With land at a premium, locals take advantage of height. Laundry lines dangle from rooftops 80 feet in  the air. The outsides of solid stone towers become a warren of rickety wooden ladders, hand-built platforms, and cantilevered walkways as people try to conjure up more space from thin air. Too many  Commoners live in these precariously placed wooden shacks, hoping not to crash to the ground during  one of the many storms that sweep in from the ocean. Similarly, there are those who take advantage of  depth. Those with the least coin often live in moldy and leaking sub-basements below ground, clambering up five or six stories each morning just to reach street level. Collapses, floods, and fires in  such dwellings are usually deadly.

Public and private gardens are a symbol of wealth and power. Those who can afford it prefer roof gardens of rare and exotic flowers, but you’re likely to come across small hidden (and well-defended) vegetable gardens grown on other people’s roofs by those who need the food most. Hedge animals are  currently fashionable on the estates of the rich; hedge mazes are so last generation. More than one small island is entirely given over to public gardens, with any building within their borders deemed illegal.  

Buildings normally lose about 8 cm to the sink each year, or roughly one floor per generation, but a sudden sink is not an unheard-of  phenomenon; if you’re tremendously unlucky, a laundry line a comfortable story up today might lie on the ground tomorrow. Sinking buildings add complications, with sidewalks of varying heights and stairs leading up to (or down to) a building’s current front door. Architects work constantly to repair, modify and reinforce buildings.  

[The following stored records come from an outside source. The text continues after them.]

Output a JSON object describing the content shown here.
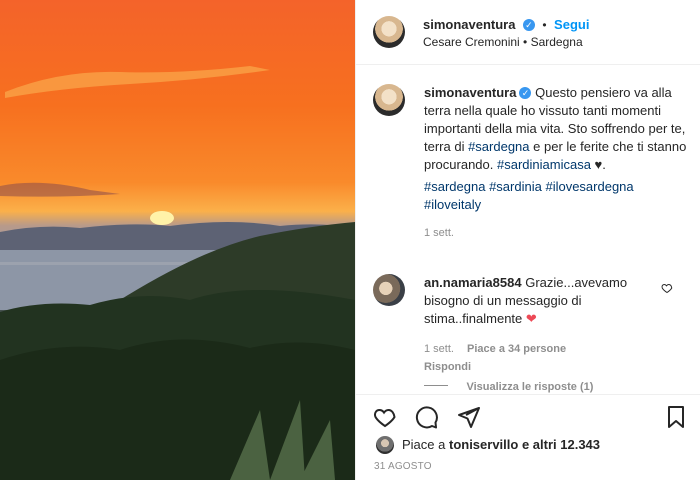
{
  "post": {
    "author": {
      "username": "simonaventura",
      "verified": true
    },
    "follow_separator": "•",
    "follow_label": "Segui",
    "location": "Cesare Cremonini • Sardegna",
    "caption": {
      "text": "Questo pensiero va alla terra nella quale ho vissuto tanti momenti importanti della mia vita. Sto soffrendo per te, terra di ",
      "tag1": "#sardegna",
      "text2": " e per le ferite che ti stanno procurando. ",
      "tag2": "#sardiniamicasa",
      "after_tag2": " ♥.",
      "hashtags": [
        "#sardegna",
        "#sardinia",
        "#ilovesardegna",
        "#iloveitaly"
      ],
      "time": "1 sett."
    },
    "comment": {
      "username": "an.namaria8584",
      "text": "Grazie...avevamo bisogno di un messaggio di stima..finalmente",
      "emoji": "❤",
      "time": "1 sett.",
      "likes": "Piace a 34 persone",
      "reply": "Rispondi",
      "view_replies": "Visualizza le risposte (1)"
    },
    "likes": {
      "prefix": "Piace a ",
      "user": "toniservillo",
      "suffix": " e altri 12.343"
    },
    "date": "31 AGOSTO"
  },
  "icons": [
    "heart-icon",
    "comment-icon",
    "share-icon",
    "bookmark-icon",
    "comment-like-heart-icon"
  ],
  "colors": {
    "link": "#0095f6",
    "hashtag": "#00376b",
    "muted": "#8e8e8e",
    "verified": "#3897f0",
    "like_red": "#ed4956"
  }
}
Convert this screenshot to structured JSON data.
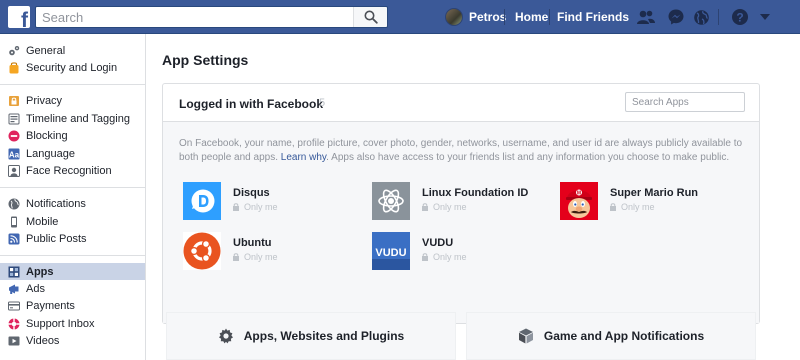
{
  "topbar": {
    "logo_letter": "f",
    "search_placeholder": "Search",
    "user_name": "Petros",
    "home_label": "Home",
    "find_friends_label": "Find Friends",
    "icons": [
      "friend-requests-icon",
      "messenger-icon",
      "notifications-globe-icon",
      "help-icon",
      "menu-caret-icon"
    ],
    "brand_color": "#3b5998"
  },
  "sidebar": {
    "groups": [
      [
        {
          "label": "General",
          "icon": "gears-icon"
        },
        {
          "label": "Security and Login",
          "icon": "shield-lock-icon"
        }
      ],
      [
        {
          "label": "Privacy",
          "icon": "lock-icon"
        },
        {
          "label": "Timeline and Tagging",
          "icon": "timeline-icon"
        },
        {
          "label": "Blocking",
          "icon": "block-icon"
        },
        {
          "label": "Language",
          "icon": "language-icon"
        },
        {
          "label": "Face Recognition",
          "icon": "face-icon"
        }
      ],
      [
        {
          "label": "Notifications",
          "icon": "globe-icon"
        },
        {
          "label": "Mobile",
          "icon": "mobile-icon"
        },
        {
          "label": "Public Posts",
          "icon": "rss-icon"
        }
      ],
      [
        {
          "label": "Apps",
          "icon": "apps-icon",
          "active": true
        },
        {
          "label": "Ads",
          "icon": "ads-icon"
        },
        {
          "label": "Payments",
          "icon": "payments-icon"
        },
        {
          "label": "Support Inbox",
          "icon": "support-icon"
        },
        {
          "label": "Videos",
          "icon": "video-icon"
        }
      ]
    ]
  },
  "main": {
    "title": "App Settings",
    "card": {
      "title": "Logged in with Facebook",
      "count": "5",
      "search_placeholder": "Search Apps",
      "notice_pre": "On Facebook, your name, profile picture, cover photo, gender, networks, username, and user id are always publicly available to both people and apps. ",
      "notice_link": "Learn why",
      "notice_post": ". Apps also have access to your friends list and any information you choose to make public.",
      "apps": [
        {
          "name": "Disqus",
          "privacy": "Only me",
          "icon": "disqus-logo",
          "color": "#2e9fff"
        },
        {
          "name": "Linux Foundation ID",
          "privacy": "Only me",
          "icon": "linux-foundation-logo",
          "color": "#8a939b"
        },
        {
          "name": "Super Mario Run",
          "privacy": "Only me",
          "icon": "mario-logo",
          "color": "#e4001b"
        },
        {
          "name": "Ubuntu",
          "privacy": "Only me",
          "icon": "ubuntu-logo",
          "color": "#e95420"
        },
        {
          "name": "VUDU",
          "privacy": "Only me",
          "icon": "vudu-logo",
          "color": "#3a6fc4"
        }
      ]
    },
    "sections": [
      {
        "label": "Apps, Websites and Plugins",
        "icon": "gear-icon"
      },
      {
        "label": "Game and App Notifications",
        "icon": "cube-icon"
      }
    ]
  }
}
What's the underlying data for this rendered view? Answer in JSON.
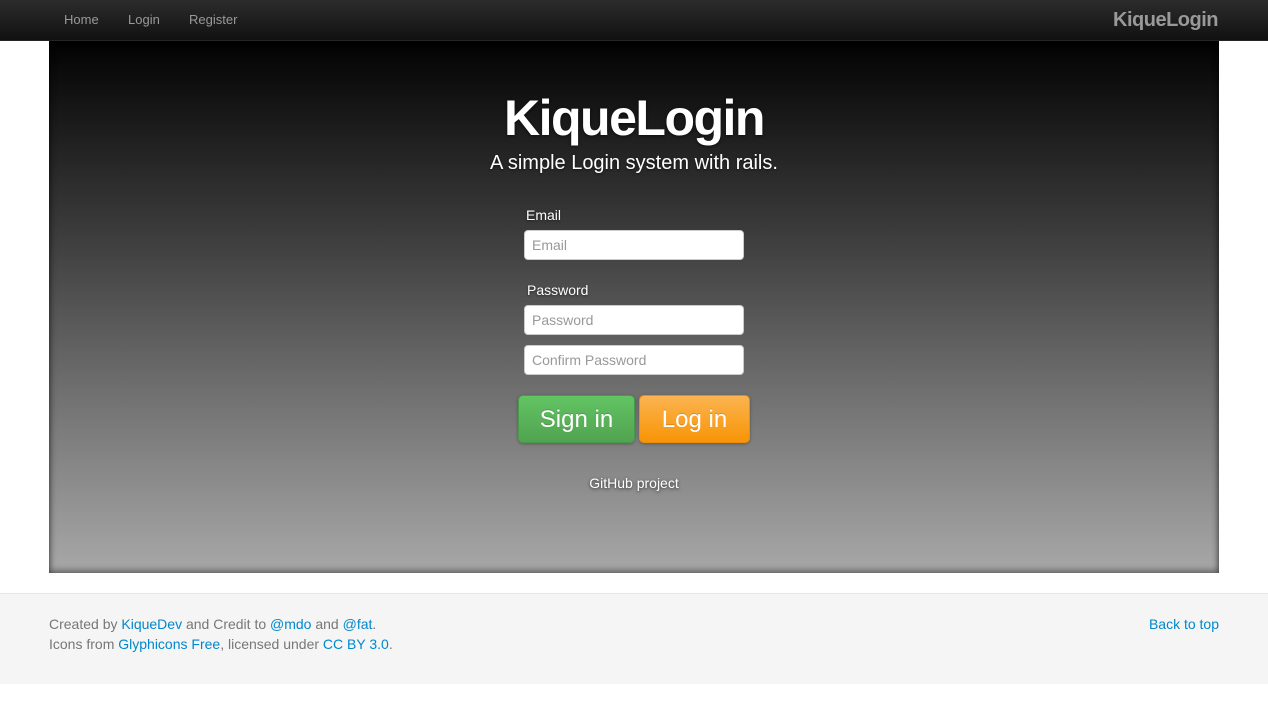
{
  "nav": {
    "items": [
      {
        "label": "Home"
      },
      {
        "label": "Login"
      },
      {
        "label": "Register"
      }
    ],
    "brand": "KiqueLogin"
  },
  "hero": {
    "title": "KiqueLogin",
    "subtitle": "A simple Login system with rails.",
    "form": {
      "email_label": "Email",
      "email_placeholder": "Email",
      "password_label": "Password",
      "password_placeholder": "Password",
      "confirm_placeholder": "Confirm Password",
      "signin_label": "Sign in",
      "login_label": "Log in"
    },
    "github_link": "GitHub project"
  },
  "footer": {
    "line1": {
      "prefix": "Created by ",
      "link1": "KiqueDev",
      "middle": " and Credit to ",
      "link2": "@mdo",
      "and": " and ",
      "link3": "@fat",
      "suffix": "."
    },
    "line2": {
      "prefix": "Icons from ",
      "link1": "Glyphicons Free",
      "middle": ", licensed under ",
      "link2": "CC BY 3.0",
      "suffix": "."
    },
    "back_to_top": "Back to top"
  },
  "colors": {
    "link": "#0088cc",
    "success": "#51a351",
    "warning": "#f89406"
  }
}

All but the most recent buildings reach deeper underground than they do vertically above street level.  Descending through usually flooded basements brings you back through the building’s history one  generation at a time. Many such levels are flooded with quicksand, but sometimes good drainage, airtight construction or ancient pumps keep most of the sand out. Anything might be forgotten down there, and it isn’t unusual to discover that your supposedly secure basements are being  used as an underground highway by smugglers. Paranoid homeowners pay architects to seal off their  basements and then live in a state of denial, trying to forget that those basements even exist.